Joshua McCallum, senior fixed income economist at UBS Global Asset Management, said he was shocked when he came into the office the day after the Fed’s announcement and wondered if “anyone had read the statements”.

“The bond markets have been abnormal all year,” he said. “But if I had all the data from the year in front of me, I still would not have been able to make the right prediction for the bond markets. They have rallied and there has been no reason for it.”

Stewart Cowley, manager of the Old Mutual Strategic Bond fund, said the bond market did not respond in a normal way to the end of quantitative easing or the more hawkish statement released by the Fed.

“The bond markets just don’t get it,” he said. “The bond market rose in price – that could be a real threat.”

When the bond markets do finally “get it”, Mr Cowley added, the price will change “quickly and viciously” – producing a fall in bond prices that would vindicate his fund’s short position on US Treasuries.

Sandra Holdsworth, investment manager at Kames Capital, said the Fed’s statement was “marginally more hawkish” and the US Treasury market “repriced slightly”.

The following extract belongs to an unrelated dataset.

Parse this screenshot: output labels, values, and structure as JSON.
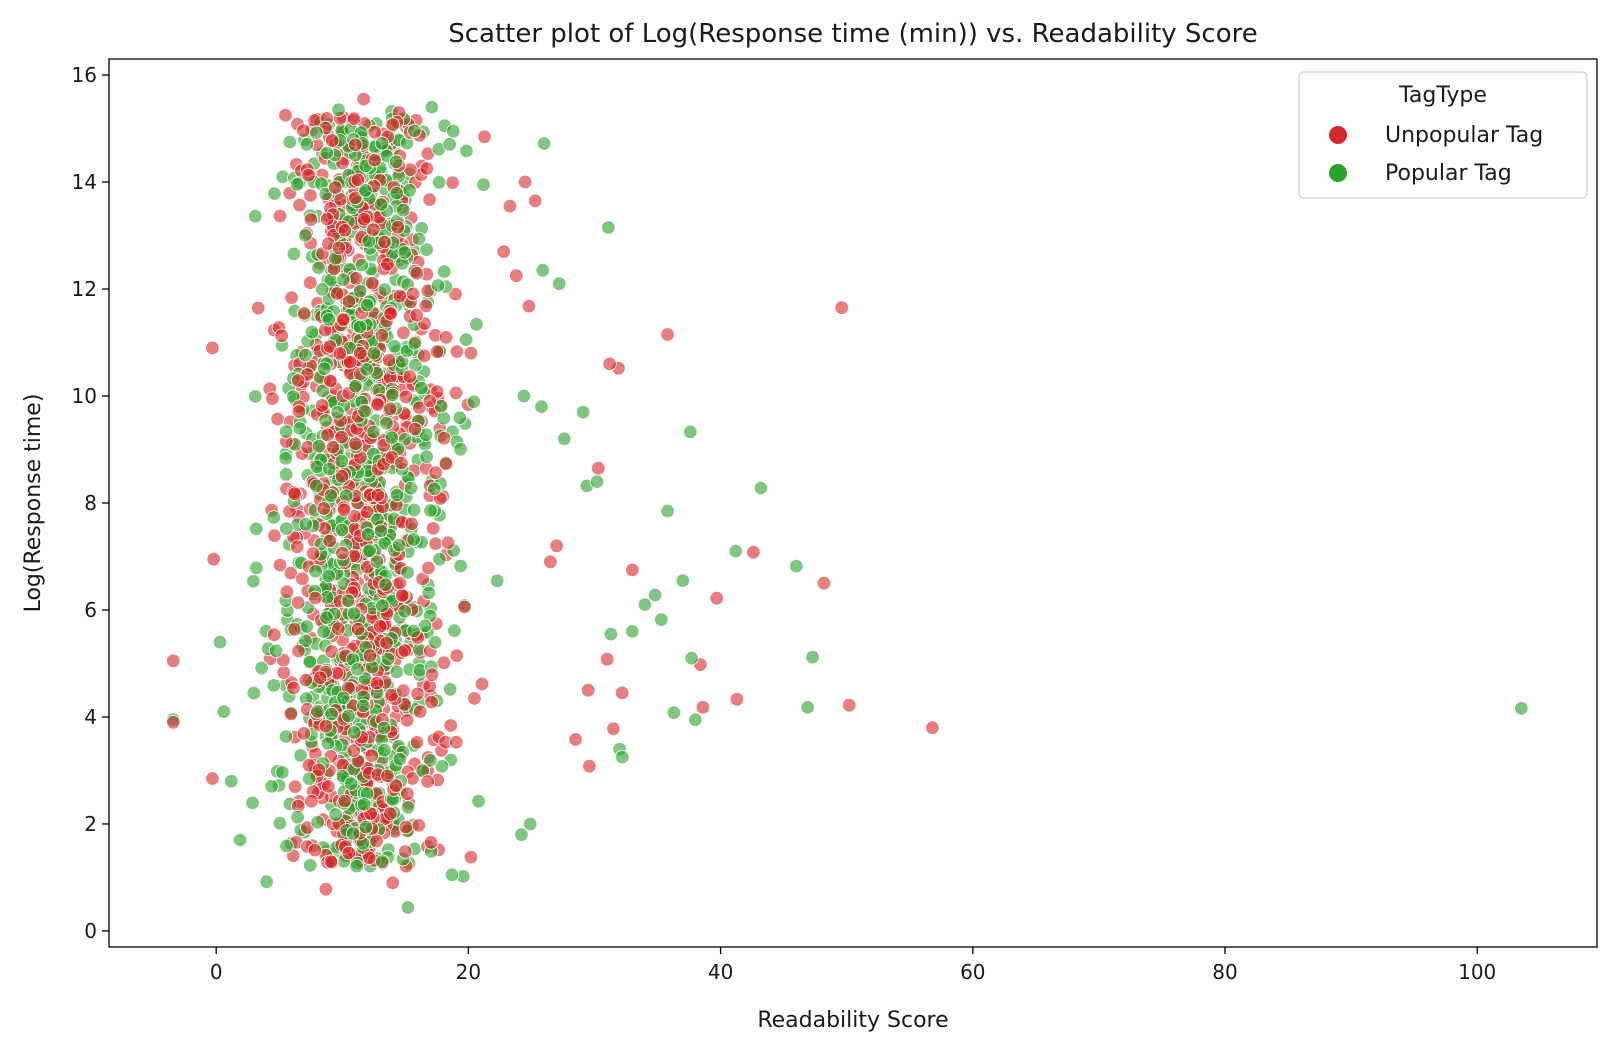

“In our view this was marginal and all the Federal Open Market Committee did was to reiterate that policy in the future is highly data-dependent and an increase in rates is unlikely for some time,” she said.

“As a result of this data dependency, we would expect an increase in market volatility in the months to come as markets react to economic statistics and try and predict the reaction function of the US Federal Reserve.”

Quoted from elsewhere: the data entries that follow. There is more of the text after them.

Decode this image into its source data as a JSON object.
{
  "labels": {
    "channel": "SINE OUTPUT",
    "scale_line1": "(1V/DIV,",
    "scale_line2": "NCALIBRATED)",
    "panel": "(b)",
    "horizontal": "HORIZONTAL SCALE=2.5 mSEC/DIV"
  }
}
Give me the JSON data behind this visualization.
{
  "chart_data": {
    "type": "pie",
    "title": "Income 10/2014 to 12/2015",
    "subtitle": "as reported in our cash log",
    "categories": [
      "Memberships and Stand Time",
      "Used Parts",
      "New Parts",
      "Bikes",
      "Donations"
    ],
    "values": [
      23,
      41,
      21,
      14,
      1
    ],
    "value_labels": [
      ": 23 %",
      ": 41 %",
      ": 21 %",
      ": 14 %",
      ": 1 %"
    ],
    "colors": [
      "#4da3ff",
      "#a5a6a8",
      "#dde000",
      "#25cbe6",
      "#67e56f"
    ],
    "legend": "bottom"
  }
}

A report by Bank of America Merrill Lynch also noted the end of stimulus in the US was “coinciding with historically low levels of government bond yields and collapsing inflation expectations”.

“Ten-year US Treasury yields are 50 basis points lower today than at the start of QE1, French 10-year yields are the lowest they have been in over 250 years, and economists are cutting inflation forecasts rather than raising growth targets,” the report said.

“All of this is great fodder for the liquidity bears who see QE as a failure, secular stagnation everywhere and warn of great, imminent bear markets in both credit and equities.

“For the bears the recent bout of volatility was merely a warning shot... Coming months will reveal unambiguous evidence that QE has failed to eradicate deflation and a loss of credibility in central bank policy will send asset prices into a tailspin in early 2015.”

David Stubbs, global market strategist at JPMorgan Asset Management, said he did not expect the market to be overly impacted by the end of stimulus in the US.

He thought the Fed would “leave the door open to more QE” but only in a “pretty bad situation”.

Mr Cowley, however, said additional easing should be “avoided at all costs”.